Your provider can view the images of the colon on a TV monitor. As the scope is passed through your colon, air is pumped into the colon so your provider can see as much of the walls of the colon as possible. This air may make you feel bloated and give you cramps.

If your provider sees anything abnormal during the exam, he or she may take small samples of tissue through the colonoscope for lab tests. It may be possible to remove any abnormal areas, polyps, or small tumors from the colon through the colonoscope. This may help you avoid having another procedure to remove them.

What happens after the procedure?

After the scope is removed, you may rest until you are awake and alert enough to be driven home. You should plan on continuing to rest for a few hours after you get home. It is normal to have gas and mild cramps for a few hours after the exam. After resting you should feel like eating a normal diet again. Be sure to drink lots of fluids after the test.

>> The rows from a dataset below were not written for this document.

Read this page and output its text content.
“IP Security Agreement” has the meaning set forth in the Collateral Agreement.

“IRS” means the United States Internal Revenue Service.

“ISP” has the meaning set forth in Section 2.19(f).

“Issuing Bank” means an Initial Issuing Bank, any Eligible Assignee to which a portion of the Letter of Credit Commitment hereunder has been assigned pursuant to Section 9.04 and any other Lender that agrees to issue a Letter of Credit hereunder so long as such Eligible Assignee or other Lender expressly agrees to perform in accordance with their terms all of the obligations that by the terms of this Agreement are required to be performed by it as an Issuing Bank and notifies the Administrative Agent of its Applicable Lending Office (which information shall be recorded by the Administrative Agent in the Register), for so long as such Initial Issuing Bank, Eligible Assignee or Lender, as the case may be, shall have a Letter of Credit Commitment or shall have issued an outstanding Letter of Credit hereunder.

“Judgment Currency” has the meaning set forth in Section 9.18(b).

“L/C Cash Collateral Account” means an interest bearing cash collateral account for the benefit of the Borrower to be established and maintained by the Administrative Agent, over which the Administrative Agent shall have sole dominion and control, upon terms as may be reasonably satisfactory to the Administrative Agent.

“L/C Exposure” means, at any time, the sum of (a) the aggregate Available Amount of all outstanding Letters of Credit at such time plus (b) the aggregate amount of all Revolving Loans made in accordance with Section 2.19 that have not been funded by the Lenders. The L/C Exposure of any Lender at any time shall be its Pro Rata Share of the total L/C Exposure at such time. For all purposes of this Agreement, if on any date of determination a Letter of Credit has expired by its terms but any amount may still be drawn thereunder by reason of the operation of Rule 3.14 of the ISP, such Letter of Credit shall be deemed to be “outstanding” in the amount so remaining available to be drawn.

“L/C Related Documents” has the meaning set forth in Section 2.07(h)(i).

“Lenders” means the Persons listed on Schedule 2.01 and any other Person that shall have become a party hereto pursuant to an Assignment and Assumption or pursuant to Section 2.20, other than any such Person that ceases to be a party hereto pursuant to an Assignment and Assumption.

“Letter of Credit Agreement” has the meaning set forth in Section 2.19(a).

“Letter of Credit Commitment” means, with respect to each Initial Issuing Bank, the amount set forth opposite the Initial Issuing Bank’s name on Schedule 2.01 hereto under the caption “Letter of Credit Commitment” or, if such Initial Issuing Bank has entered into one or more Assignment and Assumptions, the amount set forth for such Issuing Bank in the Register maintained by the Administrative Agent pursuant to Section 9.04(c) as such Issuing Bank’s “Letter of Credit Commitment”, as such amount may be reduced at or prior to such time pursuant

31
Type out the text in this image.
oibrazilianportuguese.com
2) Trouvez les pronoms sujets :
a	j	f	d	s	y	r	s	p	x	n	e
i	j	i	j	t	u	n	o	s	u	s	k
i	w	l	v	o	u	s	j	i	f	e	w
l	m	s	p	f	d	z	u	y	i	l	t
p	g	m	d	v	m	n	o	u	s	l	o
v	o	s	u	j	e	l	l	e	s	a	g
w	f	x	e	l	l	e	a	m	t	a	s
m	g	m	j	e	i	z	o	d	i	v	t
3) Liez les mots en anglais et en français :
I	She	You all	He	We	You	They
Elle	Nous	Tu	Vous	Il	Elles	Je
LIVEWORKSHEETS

If polyps or other tissue is removed, you may notice a small mount of blood in your stools for a short time.

Before you have the exam, ask your healthcare provider when and how you will be informed of the results. Someone may call you or you may need to call or make a follow-up appointment to get the results.

What are the benefits of this procedure?

This procedure helps your healthcare provider diagnose problems in the colon. For some problems, such as cancer, treatment is more effective when the problem is found early.

What are the risks associated with this procedure?

Risks include:

  • some pain or swelling in your lower abdomen if air was pumped into your intestine during the procedure (this will last until your body passes the extra air shortly after the procedure)
  • damage to the colon (perforation) from the colonoscope and possible infection, which may require surgery for repair
  • bleeding inside the colon, which also may need surgery

When should I call my healthcare provider?

Call your provider right away if:

  • You have severe abdominal pain or rectal bleeding.
  • Pain or symptoms you had before the procedure become worse.

Call during office hours if:

  • You have questions about the procedure or its results.
  • You want to make another appointment.

Disclaimer: This content is reviewed periodically and is subject to change as new health information becomes available. The information provided is intended to be informative and educational and is not a replacement for professional medical evaluation, advice, diagnosis or treatment by a healthcare professional.